Planning Instruction

Lesson plans are the infrastructure for learning, and designing them is a methodical and artistic process. It is important for me to walk into a classroom with an organized and cohesive lesson plan in hand. Whether I precisely follow it is questionable, but it at least is the initial scaffold for which knowledge emanates.

Prior to writing lesson plans, I set content and language objectives for activities. I aim to make them clear, observable and measurable. For example, I avoid using the verb understand in my objectives as the word does not measure what students will be able to do by the end of a lesson. Instead, I use Bloom’s taxonomy of measurable verbs as a guide for writing objectives which require students to demonstrate critical thinking.

My lessons are divided into pre-, during- and post-activities that work together as cohesive lessons. I design pre-activities that motivate students for the during- and post- activities. These usually include group or class discussion questions, a short movie clip and/or a discussion on a topic and how it connects to students’ lives. For example, in a lesson on fortune telling, my students discussed in groups (1) different ways to tell fortunes, and (2) past experiences they have had or stories they have heard about visiting a fortune teller. I design interactive and out-of-seat during-activities that specifically target language and content objectives. These usually comprise the bulk of my lessons. Finally, I use “exit-tickets” or a short class discussion as a post-activity to assess which objectives, or learning outcomes, students mastered.

To maximize learning, I provide students with authentic texts and incorporate individual and group work. For example, in my California State and National Parks lesson I presented a collection of park brochures, such as Julia Pfeiffer Burns, Castle Rock, Death Valley, and Joshua Tree. I consciously chose these State and National Parks to make students aware of the natural resources close to their home. I believe student engagement outside the classroom increases motivation, and provides opportunities for them to broaden their lexicon in a less controlled, but more realistic, environment.

Each student brings a different learning style to the classroom. To cater to introvert and extrovert personalities, I manage activities with a mix of individual, pair, group and classroom work. Using such think, pair, share activities gives students time to think critically on their own before negotiating meaning with partners or as a class. Furthermore, pair and group work provide students with opportunities to communicate free from the pressure of speaking in front of the class. In a lesson I taught on staying healthy, I incorporated several activities requiring students to work in pairs before opening the class up for discussion. For example, as a pre-activity, students discussed the meaning of “staying healthy” in pairs before defining it as a class. In a post-activity, students discussed the pros and cons of different food pyramid representations. After they identified their pyramid’s strengths and weaknesses, they presented them to the class, discussing how closely their own diets followed the depicted guidelines.
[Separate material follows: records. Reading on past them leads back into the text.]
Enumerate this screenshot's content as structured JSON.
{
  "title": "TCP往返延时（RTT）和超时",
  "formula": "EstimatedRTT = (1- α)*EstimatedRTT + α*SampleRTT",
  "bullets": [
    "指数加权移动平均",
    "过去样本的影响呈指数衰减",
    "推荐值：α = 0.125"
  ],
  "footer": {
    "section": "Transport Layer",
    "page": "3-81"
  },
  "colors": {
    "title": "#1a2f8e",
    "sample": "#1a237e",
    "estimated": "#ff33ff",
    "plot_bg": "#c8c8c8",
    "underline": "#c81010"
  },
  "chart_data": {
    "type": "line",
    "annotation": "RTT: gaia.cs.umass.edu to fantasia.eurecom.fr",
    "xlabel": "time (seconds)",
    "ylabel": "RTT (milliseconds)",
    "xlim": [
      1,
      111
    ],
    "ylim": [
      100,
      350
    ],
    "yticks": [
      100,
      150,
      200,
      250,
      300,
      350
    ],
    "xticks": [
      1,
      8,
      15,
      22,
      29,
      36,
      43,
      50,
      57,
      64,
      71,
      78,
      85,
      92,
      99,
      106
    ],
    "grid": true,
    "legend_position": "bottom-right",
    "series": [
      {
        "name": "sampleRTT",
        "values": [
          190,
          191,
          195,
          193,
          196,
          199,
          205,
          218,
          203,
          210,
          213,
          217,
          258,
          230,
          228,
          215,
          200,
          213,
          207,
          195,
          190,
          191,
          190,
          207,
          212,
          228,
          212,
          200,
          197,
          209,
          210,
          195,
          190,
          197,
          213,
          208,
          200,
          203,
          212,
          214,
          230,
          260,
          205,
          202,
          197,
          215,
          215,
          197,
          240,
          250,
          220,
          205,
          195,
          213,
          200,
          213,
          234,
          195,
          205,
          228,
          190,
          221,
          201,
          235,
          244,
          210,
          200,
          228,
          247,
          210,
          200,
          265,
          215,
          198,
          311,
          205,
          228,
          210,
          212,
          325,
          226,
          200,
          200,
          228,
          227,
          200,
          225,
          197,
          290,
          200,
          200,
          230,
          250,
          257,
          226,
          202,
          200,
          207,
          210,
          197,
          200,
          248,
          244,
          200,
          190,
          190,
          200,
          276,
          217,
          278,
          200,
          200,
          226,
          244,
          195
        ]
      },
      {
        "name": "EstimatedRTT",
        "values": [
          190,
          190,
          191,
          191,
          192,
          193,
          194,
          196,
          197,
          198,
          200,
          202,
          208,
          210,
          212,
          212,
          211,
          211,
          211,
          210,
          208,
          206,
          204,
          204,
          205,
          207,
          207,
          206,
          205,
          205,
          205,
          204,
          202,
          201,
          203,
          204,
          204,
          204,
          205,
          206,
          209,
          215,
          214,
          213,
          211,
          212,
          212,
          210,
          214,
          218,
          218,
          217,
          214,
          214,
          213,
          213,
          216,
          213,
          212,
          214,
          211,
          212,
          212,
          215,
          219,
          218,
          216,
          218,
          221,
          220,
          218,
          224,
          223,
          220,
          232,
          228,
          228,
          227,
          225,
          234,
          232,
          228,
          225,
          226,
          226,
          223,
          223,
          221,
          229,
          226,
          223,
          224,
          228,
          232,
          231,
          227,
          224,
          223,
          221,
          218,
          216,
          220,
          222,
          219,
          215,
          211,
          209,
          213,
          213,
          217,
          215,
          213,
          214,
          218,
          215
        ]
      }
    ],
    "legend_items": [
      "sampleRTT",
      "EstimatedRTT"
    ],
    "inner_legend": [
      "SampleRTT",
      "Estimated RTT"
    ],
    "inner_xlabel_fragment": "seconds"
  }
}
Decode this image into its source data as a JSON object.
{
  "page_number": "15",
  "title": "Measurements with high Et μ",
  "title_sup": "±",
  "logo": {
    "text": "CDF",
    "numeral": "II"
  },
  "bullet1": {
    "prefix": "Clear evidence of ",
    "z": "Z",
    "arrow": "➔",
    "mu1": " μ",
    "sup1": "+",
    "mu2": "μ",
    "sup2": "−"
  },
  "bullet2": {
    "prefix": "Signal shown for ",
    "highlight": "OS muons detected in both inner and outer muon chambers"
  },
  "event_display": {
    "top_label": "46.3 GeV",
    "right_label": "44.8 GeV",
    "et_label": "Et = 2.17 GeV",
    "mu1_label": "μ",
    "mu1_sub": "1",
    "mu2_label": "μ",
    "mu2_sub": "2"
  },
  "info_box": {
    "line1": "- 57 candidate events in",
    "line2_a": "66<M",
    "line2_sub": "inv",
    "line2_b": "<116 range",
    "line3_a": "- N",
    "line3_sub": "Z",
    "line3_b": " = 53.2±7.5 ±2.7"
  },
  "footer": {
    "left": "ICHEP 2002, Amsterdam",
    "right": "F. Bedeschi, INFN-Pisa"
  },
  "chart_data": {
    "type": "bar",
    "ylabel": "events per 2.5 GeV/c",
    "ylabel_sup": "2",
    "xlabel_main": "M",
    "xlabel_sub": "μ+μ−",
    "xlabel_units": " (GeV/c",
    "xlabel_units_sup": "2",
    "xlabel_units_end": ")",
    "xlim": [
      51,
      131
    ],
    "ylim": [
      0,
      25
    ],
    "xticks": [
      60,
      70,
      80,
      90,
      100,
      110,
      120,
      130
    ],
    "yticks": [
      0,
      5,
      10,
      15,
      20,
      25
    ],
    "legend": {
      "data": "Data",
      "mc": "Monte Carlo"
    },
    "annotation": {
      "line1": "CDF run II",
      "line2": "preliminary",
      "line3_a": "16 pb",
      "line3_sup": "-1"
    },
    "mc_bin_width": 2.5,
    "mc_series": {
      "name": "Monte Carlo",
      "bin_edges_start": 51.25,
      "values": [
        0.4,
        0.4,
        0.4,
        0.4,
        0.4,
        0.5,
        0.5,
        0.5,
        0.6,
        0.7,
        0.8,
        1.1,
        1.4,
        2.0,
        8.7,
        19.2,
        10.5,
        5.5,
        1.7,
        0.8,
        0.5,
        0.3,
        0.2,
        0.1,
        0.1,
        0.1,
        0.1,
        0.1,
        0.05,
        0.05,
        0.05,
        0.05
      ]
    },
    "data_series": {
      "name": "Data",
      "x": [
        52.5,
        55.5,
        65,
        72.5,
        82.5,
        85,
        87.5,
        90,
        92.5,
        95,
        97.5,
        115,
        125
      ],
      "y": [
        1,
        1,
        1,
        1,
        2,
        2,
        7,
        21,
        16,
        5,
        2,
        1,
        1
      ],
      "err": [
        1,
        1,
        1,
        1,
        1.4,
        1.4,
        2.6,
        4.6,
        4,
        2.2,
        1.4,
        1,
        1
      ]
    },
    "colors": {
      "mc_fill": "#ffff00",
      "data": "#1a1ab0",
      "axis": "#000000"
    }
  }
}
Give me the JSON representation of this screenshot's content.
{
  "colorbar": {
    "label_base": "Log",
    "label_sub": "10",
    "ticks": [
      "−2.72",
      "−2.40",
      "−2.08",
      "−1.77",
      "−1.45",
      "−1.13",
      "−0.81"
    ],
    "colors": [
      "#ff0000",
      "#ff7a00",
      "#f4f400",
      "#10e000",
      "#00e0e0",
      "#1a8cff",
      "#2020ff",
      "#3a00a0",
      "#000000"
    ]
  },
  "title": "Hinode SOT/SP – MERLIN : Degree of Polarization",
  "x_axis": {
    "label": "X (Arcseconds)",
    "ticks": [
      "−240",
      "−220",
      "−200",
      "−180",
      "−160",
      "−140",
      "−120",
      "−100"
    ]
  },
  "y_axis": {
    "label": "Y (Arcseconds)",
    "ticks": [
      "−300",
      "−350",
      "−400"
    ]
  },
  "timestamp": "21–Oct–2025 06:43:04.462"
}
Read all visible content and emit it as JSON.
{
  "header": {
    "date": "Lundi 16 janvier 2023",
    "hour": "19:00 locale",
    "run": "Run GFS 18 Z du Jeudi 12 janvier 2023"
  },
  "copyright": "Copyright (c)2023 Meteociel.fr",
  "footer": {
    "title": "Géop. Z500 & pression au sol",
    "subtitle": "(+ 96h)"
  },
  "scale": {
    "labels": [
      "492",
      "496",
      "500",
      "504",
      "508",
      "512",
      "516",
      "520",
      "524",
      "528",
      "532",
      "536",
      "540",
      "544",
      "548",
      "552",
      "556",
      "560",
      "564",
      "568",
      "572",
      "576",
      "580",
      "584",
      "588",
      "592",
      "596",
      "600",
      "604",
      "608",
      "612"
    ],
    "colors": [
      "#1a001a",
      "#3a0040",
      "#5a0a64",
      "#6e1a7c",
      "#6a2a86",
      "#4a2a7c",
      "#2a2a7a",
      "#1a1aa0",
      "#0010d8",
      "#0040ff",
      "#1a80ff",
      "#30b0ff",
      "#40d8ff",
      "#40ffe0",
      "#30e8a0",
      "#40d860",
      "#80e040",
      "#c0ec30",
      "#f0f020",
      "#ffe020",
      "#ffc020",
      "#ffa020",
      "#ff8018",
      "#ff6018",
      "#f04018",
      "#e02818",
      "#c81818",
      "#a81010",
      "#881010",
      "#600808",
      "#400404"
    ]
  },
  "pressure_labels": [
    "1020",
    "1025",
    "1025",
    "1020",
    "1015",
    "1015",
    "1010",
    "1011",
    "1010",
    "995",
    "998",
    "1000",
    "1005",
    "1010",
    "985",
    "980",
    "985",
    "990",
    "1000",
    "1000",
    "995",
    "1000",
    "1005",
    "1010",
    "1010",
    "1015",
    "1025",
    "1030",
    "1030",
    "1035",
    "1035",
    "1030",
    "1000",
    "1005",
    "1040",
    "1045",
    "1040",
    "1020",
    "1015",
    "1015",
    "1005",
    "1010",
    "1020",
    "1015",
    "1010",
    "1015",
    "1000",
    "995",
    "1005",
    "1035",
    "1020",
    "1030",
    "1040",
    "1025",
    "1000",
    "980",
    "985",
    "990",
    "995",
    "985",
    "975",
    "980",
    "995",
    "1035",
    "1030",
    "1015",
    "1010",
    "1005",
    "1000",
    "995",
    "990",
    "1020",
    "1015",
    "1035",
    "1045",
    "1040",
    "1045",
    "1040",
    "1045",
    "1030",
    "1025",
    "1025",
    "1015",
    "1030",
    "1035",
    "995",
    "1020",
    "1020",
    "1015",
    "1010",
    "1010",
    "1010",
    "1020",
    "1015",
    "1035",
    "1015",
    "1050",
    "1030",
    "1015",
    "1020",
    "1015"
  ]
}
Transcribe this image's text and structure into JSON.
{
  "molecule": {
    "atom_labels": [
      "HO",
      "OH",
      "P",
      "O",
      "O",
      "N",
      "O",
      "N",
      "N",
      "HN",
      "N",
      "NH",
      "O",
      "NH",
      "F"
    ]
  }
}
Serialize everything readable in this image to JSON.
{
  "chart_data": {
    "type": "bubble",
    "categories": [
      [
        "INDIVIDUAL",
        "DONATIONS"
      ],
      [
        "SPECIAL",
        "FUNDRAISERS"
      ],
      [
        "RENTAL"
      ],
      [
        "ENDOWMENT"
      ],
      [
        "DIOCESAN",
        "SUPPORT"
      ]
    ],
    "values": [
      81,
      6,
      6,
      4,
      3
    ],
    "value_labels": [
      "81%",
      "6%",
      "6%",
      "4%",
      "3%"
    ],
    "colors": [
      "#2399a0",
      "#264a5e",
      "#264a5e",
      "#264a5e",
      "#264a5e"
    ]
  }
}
Not allocating enough time for classroom activities was one of my weaknesses while executing my practicum teaching hours at the Pacific Grove Adult School. Throughout the progression of my practicum teaching, I used the feedback from my professor to plan better quality instruction. I designed fewer, but more in-depth and scaffolded, activities for students to execute well. For example, in my lesson on Conserving Water I consciously cut the lesson’s activities by half, and modeled them by pre-teaching vocabulary. This gave students an opportunity to ask questions and more deeply explore the lesson’s topic.